Ne barbarlığa itaat, ne zorbalığa destek, bizi tam ve kusursuz tarif eden esaslı meziyetimiz, hile. Şaşmaz prensip, büyük sanatkâr, kendi zamanını ve çağını özümseyen ve hemen her zaman güç ve anlamın kendisi olup çıkan nadir ruhlara dadanmış, yüreklerini dişlerken erdemle dolup taştığına inandırdığını sanan küçücük dalaverecilerin coşturduğu yalan, yeltendiği cüretkâr entrika. Biz buyuz, başka bir şey de olamadık. Boşboğazlığı, düşünürün söz ustalığı; gündelik çıkarlara odaklı hesaplılığı, ozanın kavrayışı; dolandırıcılığı, tüccarın azmi; hainliği, renkli ve göz alıcı şişelerden yayılan muhteşem ışıkları bakışlarında biriktiren kimyacının dehası, korkaklığı savaşçının cesareti, açgözlülüğü dervişin kanaatkârlığı diye sunan şekilsiz bir kütle, acınası bir kafile.

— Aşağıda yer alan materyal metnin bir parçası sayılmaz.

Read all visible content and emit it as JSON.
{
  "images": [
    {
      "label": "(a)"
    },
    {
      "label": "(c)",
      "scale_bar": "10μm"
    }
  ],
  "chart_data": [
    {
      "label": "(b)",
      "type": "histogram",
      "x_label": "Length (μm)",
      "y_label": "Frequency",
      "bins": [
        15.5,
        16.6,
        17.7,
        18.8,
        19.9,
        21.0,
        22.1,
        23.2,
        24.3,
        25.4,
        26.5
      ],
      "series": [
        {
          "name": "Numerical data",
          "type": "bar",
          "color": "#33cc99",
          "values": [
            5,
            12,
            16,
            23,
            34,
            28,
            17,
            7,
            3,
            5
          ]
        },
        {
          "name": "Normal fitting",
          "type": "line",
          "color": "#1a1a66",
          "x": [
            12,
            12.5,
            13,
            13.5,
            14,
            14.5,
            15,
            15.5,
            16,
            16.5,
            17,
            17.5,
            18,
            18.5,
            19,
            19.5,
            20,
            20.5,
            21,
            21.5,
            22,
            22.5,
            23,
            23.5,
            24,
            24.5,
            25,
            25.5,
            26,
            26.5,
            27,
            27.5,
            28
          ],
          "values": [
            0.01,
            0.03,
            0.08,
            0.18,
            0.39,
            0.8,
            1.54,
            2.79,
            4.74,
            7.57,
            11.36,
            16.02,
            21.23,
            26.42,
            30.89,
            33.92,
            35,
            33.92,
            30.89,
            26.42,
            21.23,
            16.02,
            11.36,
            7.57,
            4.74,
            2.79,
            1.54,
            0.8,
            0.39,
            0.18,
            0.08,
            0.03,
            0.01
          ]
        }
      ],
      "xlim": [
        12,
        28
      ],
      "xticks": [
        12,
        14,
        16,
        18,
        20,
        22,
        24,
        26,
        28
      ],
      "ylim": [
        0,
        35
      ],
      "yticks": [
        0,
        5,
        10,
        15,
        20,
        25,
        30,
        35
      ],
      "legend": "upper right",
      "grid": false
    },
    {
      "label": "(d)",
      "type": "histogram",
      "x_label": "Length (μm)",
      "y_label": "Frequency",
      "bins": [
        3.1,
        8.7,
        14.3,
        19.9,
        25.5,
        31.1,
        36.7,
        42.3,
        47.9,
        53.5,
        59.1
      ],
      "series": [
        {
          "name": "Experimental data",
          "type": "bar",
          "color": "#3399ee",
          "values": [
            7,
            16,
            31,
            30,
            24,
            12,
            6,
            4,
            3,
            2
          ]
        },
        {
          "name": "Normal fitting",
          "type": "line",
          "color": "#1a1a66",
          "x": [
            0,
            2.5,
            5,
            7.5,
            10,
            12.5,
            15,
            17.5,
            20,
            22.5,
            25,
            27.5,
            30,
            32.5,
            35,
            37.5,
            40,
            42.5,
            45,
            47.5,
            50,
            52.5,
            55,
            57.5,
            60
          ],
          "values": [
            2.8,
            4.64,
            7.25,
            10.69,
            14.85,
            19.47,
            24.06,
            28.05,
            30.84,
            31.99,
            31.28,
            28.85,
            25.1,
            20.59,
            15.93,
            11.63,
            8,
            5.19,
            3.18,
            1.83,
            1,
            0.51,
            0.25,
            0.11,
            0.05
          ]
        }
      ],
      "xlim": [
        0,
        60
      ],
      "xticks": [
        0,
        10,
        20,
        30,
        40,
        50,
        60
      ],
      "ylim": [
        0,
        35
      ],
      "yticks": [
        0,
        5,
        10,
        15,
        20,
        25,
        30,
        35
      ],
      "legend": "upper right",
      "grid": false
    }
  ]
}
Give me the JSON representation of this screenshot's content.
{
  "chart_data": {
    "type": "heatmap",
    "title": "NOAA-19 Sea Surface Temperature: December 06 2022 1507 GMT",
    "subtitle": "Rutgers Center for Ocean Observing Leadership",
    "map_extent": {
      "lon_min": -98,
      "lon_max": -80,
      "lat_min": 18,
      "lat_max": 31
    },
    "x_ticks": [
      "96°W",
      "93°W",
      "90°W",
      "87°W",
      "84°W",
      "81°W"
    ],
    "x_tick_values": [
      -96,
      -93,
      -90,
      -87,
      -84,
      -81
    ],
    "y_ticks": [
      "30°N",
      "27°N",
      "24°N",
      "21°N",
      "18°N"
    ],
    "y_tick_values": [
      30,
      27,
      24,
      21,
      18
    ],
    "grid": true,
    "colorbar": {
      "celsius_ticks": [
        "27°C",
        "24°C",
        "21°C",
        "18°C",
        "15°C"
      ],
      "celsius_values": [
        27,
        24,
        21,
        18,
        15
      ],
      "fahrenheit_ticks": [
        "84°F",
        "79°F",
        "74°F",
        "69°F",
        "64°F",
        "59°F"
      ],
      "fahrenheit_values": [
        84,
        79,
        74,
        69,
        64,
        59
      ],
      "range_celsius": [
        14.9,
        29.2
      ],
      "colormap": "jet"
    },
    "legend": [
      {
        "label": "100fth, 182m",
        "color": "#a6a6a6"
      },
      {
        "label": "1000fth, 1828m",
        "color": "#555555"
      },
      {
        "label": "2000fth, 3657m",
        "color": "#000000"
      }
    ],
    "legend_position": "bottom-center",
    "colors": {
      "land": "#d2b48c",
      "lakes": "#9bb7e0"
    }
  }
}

Dün bizi günaha sürükleyen arsız neşemiz, bugün küçük düşüren kısık sesli iç çekişlerimiz. Azılı zorbalar kadar kötülüğe istekliyken de sinsi suçlular gibi günaha seğirtirken de umduğumuz aynı şeydi; korkunç suçlar işleyelim ama aldattığımıza da her darbe sonrası yine erdemli görünelim. Çünkü eski zamanların katışıksız kötülerinin bile son anında her şeyi olduğu gibi itiraf edecek dürüstlüğünden yoksunuz. Onlar ki akıttığı kanda cesaret, zehirlediği ruhta servet, yardığı yürekte kudret, almaya yeltendiği kafada etkinlik gördüğünde o muazzam yücelik karşısında onursuzca küçüldüğünü söylemek isterdi. Tedbirsizlikle anılacak böyle bir akılsızlığımız olmadı hiç. Nihayetinde, adanmış bize kandı diye kusurunu rezilliğimize denk, hainliğimize eşit saymak değişmez bilgeliğimiz, sonraki ana aktardığımız övülesi becerimiz. Doğru, dünyanın gizemlerini kavrayan ulu kafaların, ışığın bütün biçimlerini soğuran soylu ruhların da aldandığı çok olmuştur, ama onlarınki tıpkı bir sevenin aldanması gibi; sınırsız özveriden taşan duygunun biçimlerine inen incelmiş düşünceler, bir inancın güzelliğiyle tutuşan düşüncenin alevlerine yükselmiş hesapsız duygular yüzünden.